Software engineer, Privacy goof, Sysadmin LARPer

I've added social interactions to my blog!

I’m very excited to announce that I’ve added two ways that you can interact with my blog posts! webmention and Mastodon replies! As I stated in my first post, I want this to be my home on the web. A part of that is being able to send and receive interactions from elsewhere on the web, while maintaining a record of those interactions here. As of writing, I can send, receive, and display interactions via webmentions from other sites on the IndieWeb (Although I still haven’t decided how to notify myself of those webmentions… HMU @wandy_dev if you have ideas to accomplish this) I can receive replies from Mastodon and display them below a blog post as well.

All of code for this implementation is in a replies.js file. I’m not trying to make a tutorial, but I can give you a quick overview of how I implemented this.

Workflow for Mastodon replies

I’ve built my site using Jekyll which lets you write your post in a markdown format, with optional metadata defined on the top of the markdown file in what Jekyll calls Front Matter For the Mastodon replies I first need a Mastodon post ID to include in the blog post’s frontmatter. The workflow goes like so:

  1. Create a blog post
  2. Create a Mastodon post that links to the blog post
  3. Copy the Mastodon post ID and add it to the front matter metadata then redeploy

The ID of the post gets placed into the DOM, and then pulled by replies.js. The script will then make Mastodon API calls for retrieving replies. If we have no replies, it displays a call to action with a link back to the original Mastodon post. If we have no post id, that basically just means that comments are disabled and nothing shows up.

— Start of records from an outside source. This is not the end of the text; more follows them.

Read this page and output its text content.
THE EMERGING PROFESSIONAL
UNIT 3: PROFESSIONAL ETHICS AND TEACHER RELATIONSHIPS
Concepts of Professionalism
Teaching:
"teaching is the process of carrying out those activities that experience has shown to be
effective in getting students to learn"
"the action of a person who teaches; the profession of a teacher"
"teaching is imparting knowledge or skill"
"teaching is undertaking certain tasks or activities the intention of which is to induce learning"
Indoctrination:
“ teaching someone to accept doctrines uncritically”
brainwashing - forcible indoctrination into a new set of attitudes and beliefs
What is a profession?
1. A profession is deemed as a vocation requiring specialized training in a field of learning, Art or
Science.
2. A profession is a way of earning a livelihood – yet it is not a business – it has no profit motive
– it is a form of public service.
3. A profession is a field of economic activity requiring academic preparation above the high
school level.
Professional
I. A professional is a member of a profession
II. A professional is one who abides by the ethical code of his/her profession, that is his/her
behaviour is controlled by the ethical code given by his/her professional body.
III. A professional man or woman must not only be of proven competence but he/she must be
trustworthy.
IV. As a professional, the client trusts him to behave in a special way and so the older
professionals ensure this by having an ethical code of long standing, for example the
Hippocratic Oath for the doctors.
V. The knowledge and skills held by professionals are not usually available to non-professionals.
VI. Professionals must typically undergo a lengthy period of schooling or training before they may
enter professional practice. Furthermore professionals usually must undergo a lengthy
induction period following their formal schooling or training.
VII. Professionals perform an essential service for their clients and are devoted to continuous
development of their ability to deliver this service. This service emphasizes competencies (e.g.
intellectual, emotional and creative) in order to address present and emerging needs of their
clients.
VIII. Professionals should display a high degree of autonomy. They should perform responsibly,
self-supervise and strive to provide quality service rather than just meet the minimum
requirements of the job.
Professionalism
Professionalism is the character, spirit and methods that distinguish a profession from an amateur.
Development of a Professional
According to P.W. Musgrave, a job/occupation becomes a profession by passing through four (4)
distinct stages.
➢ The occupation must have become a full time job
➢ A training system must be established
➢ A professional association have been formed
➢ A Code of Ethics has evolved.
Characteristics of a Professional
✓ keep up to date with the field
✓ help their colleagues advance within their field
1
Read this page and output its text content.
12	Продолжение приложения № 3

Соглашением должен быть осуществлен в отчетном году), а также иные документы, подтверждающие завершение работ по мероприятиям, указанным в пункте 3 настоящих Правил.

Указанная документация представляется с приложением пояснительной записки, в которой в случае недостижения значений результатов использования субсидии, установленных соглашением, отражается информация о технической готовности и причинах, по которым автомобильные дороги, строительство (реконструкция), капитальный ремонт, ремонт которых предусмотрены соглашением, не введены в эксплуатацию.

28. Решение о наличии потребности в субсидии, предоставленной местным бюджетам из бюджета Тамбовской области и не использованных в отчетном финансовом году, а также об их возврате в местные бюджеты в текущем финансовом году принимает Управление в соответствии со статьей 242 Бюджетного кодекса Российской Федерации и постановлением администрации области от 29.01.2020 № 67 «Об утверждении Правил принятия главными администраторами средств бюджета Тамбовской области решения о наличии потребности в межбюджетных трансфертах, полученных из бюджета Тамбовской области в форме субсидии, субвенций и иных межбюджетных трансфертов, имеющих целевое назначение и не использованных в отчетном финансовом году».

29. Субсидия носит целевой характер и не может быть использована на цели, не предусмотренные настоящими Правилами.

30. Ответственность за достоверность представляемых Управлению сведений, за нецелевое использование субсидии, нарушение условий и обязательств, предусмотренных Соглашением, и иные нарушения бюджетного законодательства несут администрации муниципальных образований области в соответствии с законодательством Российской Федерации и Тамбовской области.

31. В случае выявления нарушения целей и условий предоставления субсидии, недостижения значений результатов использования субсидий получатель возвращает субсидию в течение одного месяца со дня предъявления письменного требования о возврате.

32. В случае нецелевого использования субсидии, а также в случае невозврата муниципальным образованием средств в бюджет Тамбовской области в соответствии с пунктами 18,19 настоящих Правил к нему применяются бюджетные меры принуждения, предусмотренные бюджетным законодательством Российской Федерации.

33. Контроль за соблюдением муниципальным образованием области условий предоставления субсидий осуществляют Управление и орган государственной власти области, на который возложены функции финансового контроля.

Cons to this implementation
  • You have to deploy twice to actually enable the Mastodon replies. I suppose this could be a pro or a con, depending how you look at it.
  • No cacheing. As Aral of the smallweb pointed out, popular posts with lots of replies have the potential to ddos their hosts. Fortunately I don’t have much of a following, so I doubt this will be an issue for me, but if you use my code as inspiration, just know that it fetches the posts every time the page loads.

I’d like to thank Ashley for her blog post that goes over the technical details of setting up webmentions. I used that as a starting place for my webmentions implementation.